Infertility is a serious problem for young a couple which is increasing due to many agents. Male related factor infertility includes about 50% of infertility causes, and resolving this factor sometimes need difficult and expensive procedures. Finding an easily and less expensive method to solve this problem would have a significant hopeful effect for infertile couples.

We know that 37% of infertile men have abnormal seminal parameters including 24% asthenospermia, 10-15% azoospermia and oligospermia. Distribution of etiology of male infertility reveals that about 23% of them are idiopathic [13]. RJ develops the queen bee gonads as Queen Bees will produce 2,000 eggs per day with each day’s brood equal to 21.2 times her own body weight.

Studies have shown that orally exposure to royal jelly display estrogenic effects in adult female rats. Nakaya et al. reported that royal jelly has anti-environmental estrogen activity, which can prevent the negative effects applied by exogenous estrogen on male reproductive system [14]. Furthermore, Abdelhafiz and Muhamad found that the intravaginally administration of bee honey and royal jelly might be a probably effective method for treating infertility conducted by asthenozoospermia [15].

Kohguchi et al. shown RJ diet excited higher testosterone content and better spermatogenesis in hamster testis [16].

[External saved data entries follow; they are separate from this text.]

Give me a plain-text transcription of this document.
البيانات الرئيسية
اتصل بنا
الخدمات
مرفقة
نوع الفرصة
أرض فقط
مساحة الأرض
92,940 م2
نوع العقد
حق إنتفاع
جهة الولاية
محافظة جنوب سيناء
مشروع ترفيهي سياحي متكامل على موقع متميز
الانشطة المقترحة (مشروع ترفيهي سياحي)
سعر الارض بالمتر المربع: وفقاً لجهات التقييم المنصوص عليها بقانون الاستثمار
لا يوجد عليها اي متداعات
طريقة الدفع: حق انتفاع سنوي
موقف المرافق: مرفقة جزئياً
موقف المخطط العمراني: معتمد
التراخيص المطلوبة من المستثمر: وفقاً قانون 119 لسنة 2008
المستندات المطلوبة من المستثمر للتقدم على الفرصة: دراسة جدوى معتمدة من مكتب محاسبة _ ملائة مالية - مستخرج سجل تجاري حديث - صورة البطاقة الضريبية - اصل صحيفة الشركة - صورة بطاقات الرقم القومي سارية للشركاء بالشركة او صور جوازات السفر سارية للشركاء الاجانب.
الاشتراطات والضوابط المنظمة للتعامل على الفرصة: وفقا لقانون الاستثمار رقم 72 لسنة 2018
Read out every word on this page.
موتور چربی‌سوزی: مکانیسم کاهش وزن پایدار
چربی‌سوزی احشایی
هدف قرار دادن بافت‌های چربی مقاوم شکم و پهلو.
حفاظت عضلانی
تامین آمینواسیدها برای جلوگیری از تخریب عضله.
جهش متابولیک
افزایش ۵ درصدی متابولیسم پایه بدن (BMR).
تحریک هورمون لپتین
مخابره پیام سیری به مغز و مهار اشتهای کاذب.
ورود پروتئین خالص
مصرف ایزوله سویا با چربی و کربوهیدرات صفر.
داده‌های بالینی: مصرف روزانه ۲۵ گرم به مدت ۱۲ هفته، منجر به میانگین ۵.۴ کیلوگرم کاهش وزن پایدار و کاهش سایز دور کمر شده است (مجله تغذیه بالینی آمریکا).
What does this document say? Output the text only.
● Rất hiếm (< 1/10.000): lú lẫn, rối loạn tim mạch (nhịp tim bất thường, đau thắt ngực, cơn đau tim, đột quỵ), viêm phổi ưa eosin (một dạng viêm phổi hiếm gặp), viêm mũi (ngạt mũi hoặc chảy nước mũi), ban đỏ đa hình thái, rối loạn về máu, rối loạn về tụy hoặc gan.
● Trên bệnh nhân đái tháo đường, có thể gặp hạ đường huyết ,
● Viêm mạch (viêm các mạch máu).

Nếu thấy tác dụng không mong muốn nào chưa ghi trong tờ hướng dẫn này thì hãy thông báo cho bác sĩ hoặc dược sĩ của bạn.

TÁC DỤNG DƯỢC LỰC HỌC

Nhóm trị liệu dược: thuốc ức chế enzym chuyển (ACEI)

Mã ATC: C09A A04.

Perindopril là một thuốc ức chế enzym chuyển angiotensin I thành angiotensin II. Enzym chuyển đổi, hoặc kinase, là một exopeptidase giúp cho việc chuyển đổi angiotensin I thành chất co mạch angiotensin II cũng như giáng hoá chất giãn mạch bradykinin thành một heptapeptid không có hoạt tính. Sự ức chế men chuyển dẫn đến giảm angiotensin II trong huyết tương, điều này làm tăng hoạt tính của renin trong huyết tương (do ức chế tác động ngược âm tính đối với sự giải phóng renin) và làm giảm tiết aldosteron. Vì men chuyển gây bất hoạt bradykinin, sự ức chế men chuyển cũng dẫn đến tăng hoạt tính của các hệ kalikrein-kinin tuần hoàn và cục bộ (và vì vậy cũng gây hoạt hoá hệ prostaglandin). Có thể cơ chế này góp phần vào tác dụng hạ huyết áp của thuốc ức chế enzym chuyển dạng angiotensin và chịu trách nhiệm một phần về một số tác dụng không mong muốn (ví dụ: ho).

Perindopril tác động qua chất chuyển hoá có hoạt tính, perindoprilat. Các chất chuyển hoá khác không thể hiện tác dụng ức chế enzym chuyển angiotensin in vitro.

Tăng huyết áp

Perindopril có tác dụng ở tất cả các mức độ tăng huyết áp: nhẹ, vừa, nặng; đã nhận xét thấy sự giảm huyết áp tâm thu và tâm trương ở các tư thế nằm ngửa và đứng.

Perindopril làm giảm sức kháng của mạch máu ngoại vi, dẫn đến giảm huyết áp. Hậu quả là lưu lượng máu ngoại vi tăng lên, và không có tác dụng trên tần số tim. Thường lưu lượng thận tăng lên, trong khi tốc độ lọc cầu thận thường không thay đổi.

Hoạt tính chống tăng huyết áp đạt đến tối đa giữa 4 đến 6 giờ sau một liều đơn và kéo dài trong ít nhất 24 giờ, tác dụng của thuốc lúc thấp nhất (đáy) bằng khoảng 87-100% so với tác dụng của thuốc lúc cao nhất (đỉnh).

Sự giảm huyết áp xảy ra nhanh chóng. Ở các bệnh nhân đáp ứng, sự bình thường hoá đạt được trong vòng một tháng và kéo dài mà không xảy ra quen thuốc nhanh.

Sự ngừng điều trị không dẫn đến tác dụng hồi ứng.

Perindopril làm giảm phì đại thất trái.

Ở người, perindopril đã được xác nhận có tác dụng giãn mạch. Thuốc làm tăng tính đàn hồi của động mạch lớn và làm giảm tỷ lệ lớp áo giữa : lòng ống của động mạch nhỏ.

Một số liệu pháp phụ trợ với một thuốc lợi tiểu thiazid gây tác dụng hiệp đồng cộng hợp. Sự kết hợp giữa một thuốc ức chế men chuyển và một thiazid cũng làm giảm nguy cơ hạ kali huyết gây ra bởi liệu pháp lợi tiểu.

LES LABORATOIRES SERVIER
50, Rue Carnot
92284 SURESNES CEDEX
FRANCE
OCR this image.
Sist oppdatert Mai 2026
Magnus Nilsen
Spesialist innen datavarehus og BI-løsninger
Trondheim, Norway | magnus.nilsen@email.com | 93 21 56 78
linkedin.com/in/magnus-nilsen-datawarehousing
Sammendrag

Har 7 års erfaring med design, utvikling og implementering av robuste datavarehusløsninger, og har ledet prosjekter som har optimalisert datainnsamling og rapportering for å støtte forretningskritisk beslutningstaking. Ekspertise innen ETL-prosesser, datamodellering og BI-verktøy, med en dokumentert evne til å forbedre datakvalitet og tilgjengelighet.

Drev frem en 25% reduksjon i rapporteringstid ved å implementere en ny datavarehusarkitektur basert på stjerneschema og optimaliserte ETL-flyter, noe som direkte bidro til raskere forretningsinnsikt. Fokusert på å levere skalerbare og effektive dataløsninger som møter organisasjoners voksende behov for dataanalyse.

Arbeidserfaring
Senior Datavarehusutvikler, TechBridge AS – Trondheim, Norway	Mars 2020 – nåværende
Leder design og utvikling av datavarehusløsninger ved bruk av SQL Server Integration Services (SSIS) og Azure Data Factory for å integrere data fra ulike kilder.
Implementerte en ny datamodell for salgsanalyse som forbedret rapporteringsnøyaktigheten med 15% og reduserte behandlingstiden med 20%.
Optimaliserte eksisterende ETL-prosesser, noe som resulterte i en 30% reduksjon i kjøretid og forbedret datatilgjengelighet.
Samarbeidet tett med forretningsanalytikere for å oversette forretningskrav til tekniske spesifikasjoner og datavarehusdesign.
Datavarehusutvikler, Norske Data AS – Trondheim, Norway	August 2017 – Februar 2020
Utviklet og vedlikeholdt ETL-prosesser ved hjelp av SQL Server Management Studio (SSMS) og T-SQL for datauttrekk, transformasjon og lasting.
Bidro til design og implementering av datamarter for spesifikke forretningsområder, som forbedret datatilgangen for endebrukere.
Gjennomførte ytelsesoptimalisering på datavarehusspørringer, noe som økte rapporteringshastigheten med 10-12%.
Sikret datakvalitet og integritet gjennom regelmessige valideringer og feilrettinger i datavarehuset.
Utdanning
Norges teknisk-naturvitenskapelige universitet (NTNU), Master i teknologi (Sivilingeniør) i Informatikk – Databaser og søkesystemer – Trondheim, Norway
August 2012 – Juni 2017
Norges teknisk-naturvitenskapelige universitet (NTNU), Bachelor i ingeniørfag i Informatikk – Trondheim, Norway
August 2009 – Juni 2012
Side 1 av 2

In another study performed on rabbits in Egypt by El nagar, spermogram parameterswere significantly improved and serum testosterone levelsincreased in heat stressed male rabbits after consumption of Royal Jelly [17]. In our study, the use of Royal Jelly has no effect on the testosterone levels in rats. But sperm quality was quite affected after use of Royal Jelly and significant changes in the number and motility of sperms was considerable.

We found that consumption of Royal jelly have a significant effect on sperm count. The mean sperm count in case group was approximately 5 times more than control group and sperm motility was significantly effective and progressive in case group. Also the leydig cell count was obviously more in the group used Royal jelly. Using Royal jelly had no effect on LH, FSH and testosterone serum level. In only one similar study performed on rats in china by Yang and his colleagues, their results showed using Royal jelly has no significant effect on sperm count [18]. We evaluate the effect of royal jelly on histology of testis, spermogram parameters and sexual hormones in male rats carefully. In our opinion if we could generalize the animal results to human, consumption of Royal jelly would be useful for infertile men suffering idiopathic azoospermia, oligospermia and asthenospermia.

According to many properties of Royal Jelly and its positive impact on sperm parameters and testicular histology in the treatment of infertility due to male factor, we recommend that a study is also done to assess the effects of Royal Jelly in female rats.

Conclusion

Royal jelly consumption can improve the seminal parameters especially the sperm count and motility also could be effective on microscopic structure of the testis by increasing the mature and active leydig cells. These effects would be useful for infertile men who have low sperm count and weak sperm motility to help them for fertility.

Acknowledgment

The authors would like to thank Dr. Seyyed Farid Khalifehloo for final English editing.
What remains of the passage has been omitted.